[HPforGrownups] Lily and james house, and the word mudblood
NGUYEN-HOANG Anne
anne.nguyen-hoang at sgg.pm.gouv.fr
Fri Jul 26 16:35:52 UTC 2002
No: HPFGUIDX 41749
Hi everyone !
It's my first post here, and actually I'm working (or pretending to) so
I don't have access to my books (English paperback) to support my
thoughts ^__^
About Lily and James's house, I think they're both Gryffindor, but there's
nothing that really proves it. And I'm seriously doubting that during
the same year (Lily and James' last year), the whole staff would let
Gryffindor take every important position. Dumbledore was a Gryffindor
headmaster, and with the head boy as James and the head girl as Lily, who were both Gryffindors too.... Is there a rule about not letting both head girl and
head boy be from the same house?
So if Lily was a Gryffindor, and James a Slytherin, it could explain why
they can both be head students.
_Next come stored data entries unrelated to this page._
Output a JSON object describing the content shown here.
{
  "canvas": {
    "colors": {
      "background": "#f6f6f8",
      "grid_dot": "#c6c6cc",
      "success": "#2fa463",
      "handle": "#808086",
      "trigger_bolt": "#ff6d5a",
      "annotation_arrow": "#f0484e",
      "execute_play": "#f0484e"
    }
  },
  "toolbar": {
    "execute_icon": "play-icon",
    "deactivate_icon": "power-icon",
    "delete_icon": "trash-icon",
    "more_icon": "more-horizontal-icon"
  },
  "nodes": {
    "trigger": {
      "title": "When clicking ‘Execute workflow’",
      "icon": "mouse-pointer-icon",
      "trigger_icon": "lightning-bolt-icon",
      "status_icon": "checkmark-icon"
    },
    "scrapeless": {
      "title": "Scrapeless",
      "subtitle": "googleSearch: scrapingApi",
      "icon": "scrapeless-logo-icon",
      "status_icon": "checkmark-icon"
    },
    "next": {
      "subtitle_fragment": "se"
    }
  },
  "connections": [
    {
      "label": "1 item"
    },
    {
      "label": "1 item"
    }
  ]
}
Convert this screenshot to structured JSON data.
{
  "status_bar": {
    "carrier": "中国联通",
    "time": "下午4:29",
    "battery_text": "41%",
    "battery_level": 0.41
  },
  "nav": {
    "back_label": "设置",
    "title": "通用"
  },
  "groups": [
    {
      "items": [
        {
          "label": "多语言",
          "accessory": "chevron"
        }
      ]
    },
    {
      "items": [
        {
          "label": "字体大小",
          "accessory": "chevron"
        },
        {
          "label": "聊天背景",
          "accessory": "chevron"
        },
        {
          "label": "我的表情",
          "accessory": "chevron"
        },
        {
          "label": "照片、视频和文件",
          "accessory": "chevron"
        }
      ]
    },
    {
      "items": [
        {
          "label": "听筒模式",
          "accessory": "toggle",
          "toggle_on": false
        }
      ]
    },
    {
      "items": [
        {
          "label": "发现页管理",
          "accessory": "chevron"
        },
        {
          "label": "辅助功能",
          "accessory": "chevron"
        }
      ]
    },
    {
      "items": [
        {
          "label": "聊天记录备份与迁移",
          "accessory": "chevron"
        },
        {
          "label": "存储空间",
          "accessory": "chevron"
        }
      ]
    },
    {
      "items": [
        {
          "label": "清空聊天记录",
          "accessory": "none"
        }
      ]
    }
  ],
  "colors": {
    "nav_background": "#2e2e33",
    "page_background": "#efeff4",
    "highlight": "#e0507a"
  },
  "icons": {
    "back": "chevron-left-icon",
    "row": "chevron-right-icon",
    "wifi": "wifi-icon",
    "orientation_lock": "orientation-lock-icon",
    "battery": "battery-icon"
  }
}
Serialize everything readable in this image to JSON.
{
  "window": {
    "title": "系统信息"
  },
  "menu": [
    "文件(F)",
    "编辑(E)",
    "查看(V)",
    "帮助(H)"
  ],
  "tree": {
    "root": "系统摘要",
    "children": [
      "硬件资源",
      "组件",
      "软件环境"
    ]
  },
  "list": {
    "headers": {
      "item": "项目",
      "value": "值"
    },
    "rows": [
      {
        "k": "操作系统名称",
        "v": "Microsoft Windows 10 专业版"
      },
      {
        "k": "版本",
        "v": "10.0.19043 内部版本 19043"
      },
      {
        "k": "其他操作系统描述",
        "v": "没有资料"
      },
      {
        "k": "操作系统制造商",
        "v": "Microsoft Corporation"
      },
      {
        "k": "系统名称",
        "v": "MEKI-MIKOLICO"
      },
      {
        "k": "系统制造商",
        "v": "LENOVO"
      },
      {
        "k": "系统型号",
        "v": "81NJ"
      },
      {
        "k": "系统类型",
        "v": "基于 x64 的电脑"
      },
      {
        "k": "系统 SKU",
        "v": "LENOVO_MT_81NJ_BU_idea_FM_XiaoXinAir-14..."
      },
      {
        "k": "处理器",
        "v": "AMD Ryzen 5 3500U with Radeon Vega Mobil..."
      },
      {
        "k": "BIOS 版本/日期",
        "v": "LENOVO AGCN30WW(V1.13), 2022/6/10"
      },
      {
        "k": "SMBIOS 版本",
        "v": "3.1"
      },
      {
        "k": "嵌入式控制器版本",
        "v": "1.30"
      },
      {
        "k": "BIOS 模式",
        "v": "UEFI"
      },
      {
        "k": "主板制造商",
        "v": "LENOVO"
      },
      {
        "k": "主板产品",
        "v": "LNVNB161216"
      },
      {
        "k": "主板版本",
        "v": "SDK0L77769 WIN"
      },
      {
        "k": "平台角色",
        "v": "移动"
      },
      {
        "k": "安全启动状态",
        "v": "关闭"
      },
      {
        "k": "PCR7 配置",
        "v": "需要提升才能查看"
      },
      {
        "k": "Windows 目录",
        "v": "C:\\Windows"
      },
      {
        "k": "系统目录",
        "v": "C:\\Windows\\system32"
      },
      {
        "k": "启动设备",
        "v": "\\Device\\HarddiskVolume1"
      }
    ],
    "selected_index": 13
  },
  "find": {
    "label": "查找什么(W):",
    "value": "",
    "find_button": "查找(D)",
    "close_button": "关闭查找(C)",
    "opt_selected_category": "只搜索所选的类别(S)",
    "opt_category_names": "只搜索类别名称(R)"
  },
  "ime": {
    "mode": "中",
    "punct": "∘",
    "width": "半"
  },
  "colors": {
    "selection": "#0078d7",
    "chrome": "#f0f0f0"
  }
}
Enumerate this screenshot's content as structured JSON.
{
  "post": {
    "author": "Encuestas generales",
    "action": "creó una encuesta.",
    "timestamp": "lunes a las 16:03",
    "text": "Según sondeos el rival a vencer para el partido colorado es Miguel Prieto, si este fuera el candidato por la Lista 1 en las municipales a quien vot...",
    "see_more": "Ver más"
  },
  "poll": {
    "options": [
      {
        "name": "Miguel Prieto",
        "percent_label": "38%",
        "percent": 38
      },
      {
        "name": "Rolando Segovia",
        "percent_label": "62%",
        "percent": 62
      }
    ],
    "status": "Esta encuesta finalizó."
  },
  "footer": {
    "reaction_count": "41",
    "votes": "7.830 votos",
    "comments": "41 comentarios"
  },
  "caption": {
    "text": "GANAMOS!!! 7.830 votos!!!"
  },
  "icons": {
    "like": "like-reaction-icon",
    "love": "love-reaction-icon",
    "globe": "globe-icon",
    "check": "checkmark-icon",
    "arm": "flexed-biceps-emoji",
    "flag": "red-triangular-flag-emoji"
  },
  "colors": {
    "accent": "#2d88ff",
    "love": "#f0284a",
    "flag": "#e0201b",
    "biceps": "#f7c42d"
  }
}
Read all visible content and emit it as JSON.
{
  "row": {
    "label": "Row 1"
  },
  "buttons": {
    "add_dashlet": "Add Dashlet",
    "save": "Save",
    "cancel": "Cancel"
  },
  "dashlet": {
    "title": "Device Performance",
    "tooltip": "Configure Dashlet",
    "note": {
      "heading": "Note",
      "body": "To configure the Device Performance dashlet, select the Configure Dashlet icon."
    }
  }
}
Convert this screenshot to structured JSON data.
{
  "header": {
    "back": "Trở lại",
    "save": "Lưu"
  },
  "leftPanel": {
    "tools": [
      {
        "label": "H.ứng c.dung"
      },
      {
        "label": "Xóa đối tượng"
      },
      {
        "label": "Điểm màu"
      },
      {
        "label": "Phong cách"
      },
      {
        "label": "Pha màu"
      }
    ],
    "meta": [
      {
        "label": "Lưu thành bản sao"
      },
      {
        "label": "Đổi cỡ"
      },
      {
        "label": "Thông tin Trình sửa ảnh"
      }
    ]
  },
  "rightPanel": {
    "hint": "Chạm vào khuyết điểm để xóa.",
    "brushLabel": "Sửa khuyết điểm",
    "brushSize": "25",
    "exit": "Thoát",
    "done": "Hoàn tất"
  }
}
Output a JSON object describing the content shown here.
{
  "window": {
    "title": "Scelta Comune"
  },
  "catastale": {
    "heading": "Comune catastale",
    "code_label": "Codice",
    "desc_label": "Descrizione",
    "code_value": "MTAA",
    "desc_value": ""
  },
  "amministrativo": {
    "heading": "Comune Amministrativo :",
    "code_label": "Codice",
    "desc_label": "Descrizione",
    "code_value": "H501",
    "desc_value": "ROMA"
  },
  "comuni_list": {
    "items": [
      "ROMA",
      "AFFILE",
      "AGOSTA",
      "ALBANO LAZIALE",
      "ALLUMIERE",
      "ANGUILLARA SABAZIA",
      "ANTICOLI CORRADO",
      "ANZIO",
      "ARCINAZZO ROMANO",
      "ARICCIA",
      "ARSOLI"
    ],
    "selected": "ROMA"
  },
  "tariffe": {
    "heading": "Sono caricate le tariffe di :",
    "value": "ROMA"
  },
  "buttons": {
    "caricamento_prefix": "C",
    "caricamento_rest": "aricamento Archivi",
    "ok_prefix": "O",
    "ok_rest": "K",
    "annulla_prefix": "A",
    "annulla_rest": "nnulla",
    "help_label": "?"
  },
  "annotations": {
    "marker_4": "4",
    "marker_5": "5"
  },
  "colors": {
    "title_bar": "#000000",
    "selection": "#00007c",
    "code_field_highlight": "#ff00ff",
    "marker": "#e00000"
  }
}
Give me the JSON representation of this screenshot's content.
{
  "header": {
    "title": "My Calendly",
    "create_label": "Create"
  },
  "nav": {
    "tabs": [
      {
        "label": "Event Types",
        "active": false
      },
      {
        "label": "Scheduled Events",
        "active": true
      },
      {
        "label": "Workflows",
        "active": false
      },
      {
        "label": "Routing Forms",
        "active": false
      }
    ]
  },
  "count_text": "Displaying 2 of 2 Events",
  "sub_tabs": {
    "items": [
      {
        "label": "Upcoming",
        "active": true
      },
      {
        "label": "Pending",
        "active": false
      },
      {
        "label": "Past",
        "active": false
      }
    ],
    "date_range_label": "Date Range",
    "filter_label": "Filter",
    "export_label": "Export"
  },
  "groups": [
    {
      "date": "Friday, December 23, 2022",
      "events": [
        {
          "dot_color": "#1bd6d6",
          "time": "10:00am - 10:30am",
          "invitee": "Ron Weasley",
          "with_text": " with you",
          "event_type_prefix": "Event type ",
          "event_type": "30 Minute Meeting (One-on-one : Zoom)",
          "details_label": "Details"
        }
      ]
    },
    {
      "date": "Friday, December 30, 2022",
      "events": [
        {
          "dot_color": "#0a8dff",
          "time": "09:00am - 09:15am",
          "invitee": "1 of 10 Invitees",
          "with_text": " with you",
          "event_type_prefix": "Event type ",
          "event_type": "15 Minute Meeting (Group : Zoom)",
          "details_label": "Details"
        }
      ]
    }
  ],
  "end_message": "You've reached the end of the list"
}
Snape could hate James, because he was a
Slytherin who was friends with a Gryffindor.
But it's also possible that Lily was not as old as James (and therefore not
included in the Marauders' gang)... And so they could both be head students at Gryffindor but not the same year.
Since James seems to come from an old and rich wizard family, maybe he
was a Death Eater too... That's why we never read about his last fight against
Voldemort. Even if the film is absolutly not canon, the fact that they
didn't shoot James' death is somehow at least suspect.
I always feel uncomfortable with the fact that most of the people take
for granted that Gryffindors were the nice guys and that all Death Eaters
were (are) Slytherins.
A point about the word "mudblood"... Is there a polite equivalent to
that word? I mean, "nigger" is not a really polite word, and you can't
use it to say "my friend is a nigger, we're going to Africa next week in
order to visit his other friends-niggers."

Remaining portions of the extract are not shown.